The four major-conference tournaments begin this week.
The NCAA on Sunday released both the seeds and the projected regions that teams would be slotted into. The regionals this year are in Fort Worth, Texas, and Sacramento, California. The women's tournament moved to a two-region system in 2023, with two champions crowned at each site. The top 16 seeds host the first two rounds of the tournament.
"We had some conversations, obviously it's not all cut and dry, but we feel good where we landed [with the No. 1s]," Braun told the AP. "We do look at it as what has happened since last reveal and none of those [top] three lost and had pretty convincing wins against really good teams.
"Things can still happen in the next two weeks."
Defending national champion UConn (30-0), the overall No. 1 seed and the only unbeaten team in Division I women's hoops, is projected into the Fort Worth 1 regional, along with LSU (No. 7 seed overall), Louisville (No. 9) and Maryland (No. 13.)
UConn is seeking the program's seventh perfect season and 13th national championship.
In the Sacramento 2 regional are UCLA (No. 2 overall), Vanderbilt (No. 5), Duke, (No. 10) and Ohio State (No. 16).
The Fort Worth 3 regional is led by No. 3 overall seed South Carolina, along with Michigan (No. 8), TCU (No. 11) and Minnesota (No. 15).
In the Sacramento 4 regional, Texas is the No. 4 overall seed and joined by Iowa (No. 6), Oklahoma (No. 12) and Michigan State (No. 14).

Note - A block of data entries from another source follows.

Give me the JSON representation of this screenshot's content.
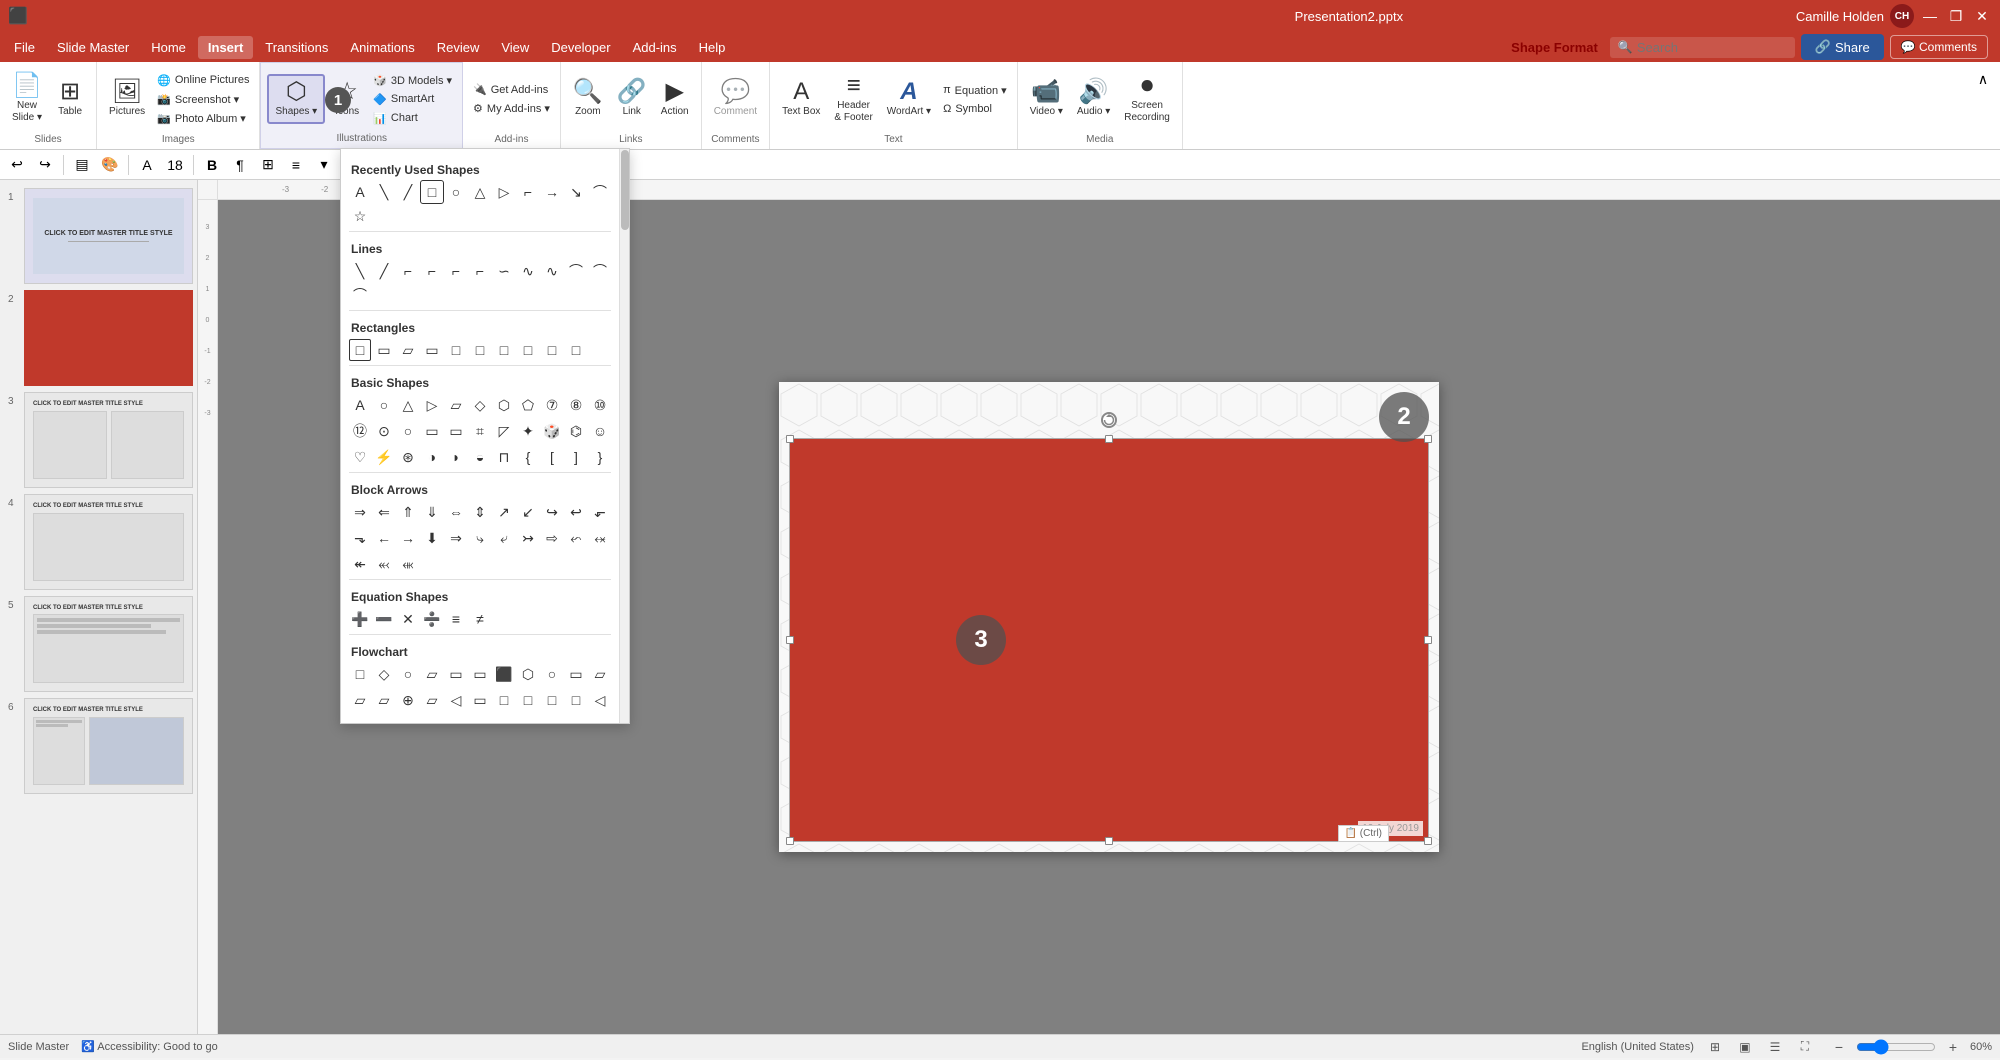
{
  "titlebar": {
    "title": "Presentation2.pptx",
    "user": "Camille Holden",
    "user_initials": "CH",
    "minimize": "—",
    "maximize": "❐",
    "close": "✕"
  },
  "menubar": {
    "items": [
      "File",
      "Slide Master",
      "Home",
      "Insert",
      "Transitions",
      "Animations",
      "Review",
      "View",
      "Developer",
      "Add-ins",
      "Help"
    ],
    "active": "Insert",
    "shape_format": "Shape Format"
  },
  "ribbon": {
    "groups": {
      "slides": {
        "label": "Slides",
        "new_slide": "New\nSlide",
        "table": "Table"
      },
      "images": {
        "label": "Images",
        "pictures": "Pictures",
        "online_pictures": "Online Pictures",
        "screenshot": "Screenshot",
        "photo_album": "Photo Album"
      },
      "illustrations": {
        "label": "Illustrations",
        "shapes": "Shapes",
        "icons": "Icons",
        "models_3d": "3D Models",
        "smartart": "SmartArt",
        "chart": "Chart"
      },
      "addins": {
        "label": "Add-ins",
        "get_addins": "Get Add-ins",
        "my_addins": "My Add-ins"
      },
      "links": {
        "label": "Links",
        "zoom": "Zoom",
        "link": "Link",
        "action": "Action"
      },
      "comments": {
        "label": "Comments",
        "comment": "Comment"
      },
      "text": {
        "label": "Text",
        "text_box": "Text Box",
        "header_footer": "Header\n& Footer",
        "wordart": "WordArt",
        "equation": "Equation",
        "symbol": "Symbol"
      },
      "media": {
        "label": "Media",
        "video": "Video",
        "audio": "Audio",
        "screen_recording": "Screen\nRecording"
      }
    },
    "search": {
      "placeholder": "Search",
      "label": "Search"
    },
    "share_btn": "Share",
    "comments_btn": "Comments"
  },
  "shapes_dropdown": {
    "title": "Recently Used Shapes",
    "sections": [
      {
        "name": "Recently Used Shapes",
        "shapes": [
          "A",
          "╲",
          "╱",
          "□",
          "○",
          "△",
          "▷",
          "⌐",
          "⌐",
          "→",
          "⌐",
          "↘"
        ]
      },
      {
        "name": "Lines",
        "shapes": [
          "╲",
          "╱",
          "⌐",
          "⌐",
          "⌐",
          "⌐",
          "∽",
          "∿",
          "∿",
          "⌒",
          "⌒",
          "⌒"
        ]
      },
      {
        "name": "Rectangles",
        "shapes": [
          "□",
          "▭",
          "▱",
          "▭",
          "□",
          "□",
          "□",
          "□",
          "□",
          "□"
        ]
      },
      {
        "name": "Basic Shapes",
        "shapes": [
          "A",
          "○",
          "△",
          "▷",
          "▱",
          "◇",
          "⬡",
          "⬠",
          "⑦",
          "⑧",
          "⑩",
          "⑫",
          "⊙",
          "○",
          "○",
          "▭",
          "▭",
          "▭",
          "◸",
          "✦",
          "▭",
          "▭",
          "▭",
          "□",
          "□",
          "□",
          "□",
          "☺",
          "♡",
          "⚡",
          "◎",
          "◑",
          "◗",
          "◒",
          "◑",
          "{}",
          "[]",
          "{}",
          "[",
          "]",
          "{",
          "}"
        ]
      },
      {
        "name": "Block Arrows",
        "shapes": [
          "→",
          "←",
          "↑",
          "↓",
          "⇔",
          "⇕",
          "↗",
          "↙",
          "↪",
          "↩",
          "⬐",
          "↪",
          "⬎",
          "←",
          "→",
          "⇓",
          "⇒",
          "⤷",
          "⤶",
          "↣",
          "⇒",
          "⇨",
          "⬿",
          "⬾",
          "↞",
          "⬻",
          "⬺",
          "↟",
          "↡",
          "↠"
        ]
      },
      {
        "name": "Equation Shapes",
        "shapes": [
          "➕",
          "➖",
          "✕",
          "➗",
          "≡",
          "≠"
        ]
      },
      {
        "name": "Flowchart",
        "shapes": [
          "□",
          "◇",
          "○",
          "▱",
          "▭",
          "▭",
          "▭",
          "⬡",
          "○",
          "▭",
          "▱",
          "▱",
          "▱",
          "⊕",
          "▱",
          "◁",
          "▭",
          "□",
          "□",
          "□",
          "□",
          "◁"
        ]
      }
    ]
  },
  "slide_panel": {
    "slides": [
      {
        "num": 1,
        "type": "title"
      },
      {
        "num": 2,
        "type": "red",
        "active": true
      },
      {
        "num": 3,
        "type": "layout"
      },
      {
        "num": 4,
        "type": "layout2"
      },
      {
        "num": 5,
        "type": "layout3"
      },
      {
        "num": 6,
        "type": "layout4"
      }
    ]
  },
  "canvas": {
    "badges": [
      {
        "id": "2",
        "label": "2",
        "style": "top-right"
      },
      {
        "id": "3",
        "label": "3",
        "style": "center"
      }
    ]
  },
  "statusbar": {
    "mode": "Slide Master",
    "lang": "English (United States)",
    "date": "19 July 2019",
    "zoom": "60%",
    "clipboard": "(Ctrl)"
  },
  "toolbar": {
    "font_size": "18"
  }
}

The NCAA will release the actual top 16 seeds in alphabetical order on March 14 as a teaser toward the full bracket release on the NCAA tournament selection show on March 15 (8 p.m. ET, ESPN).
The First Four games are March 18-19, with first- and second-round games taking place March 20-23. Those will be followed by the Sweet 16 on March 27-28 and the Elite Eight on March 29-30.
The women's Final Four will be held at Mortgage Matchup Center in Phoenix, with semifinal games on April 3 and the national championship game on April 5.
All women's NCAA tournament games are on ABC/ESPN networks.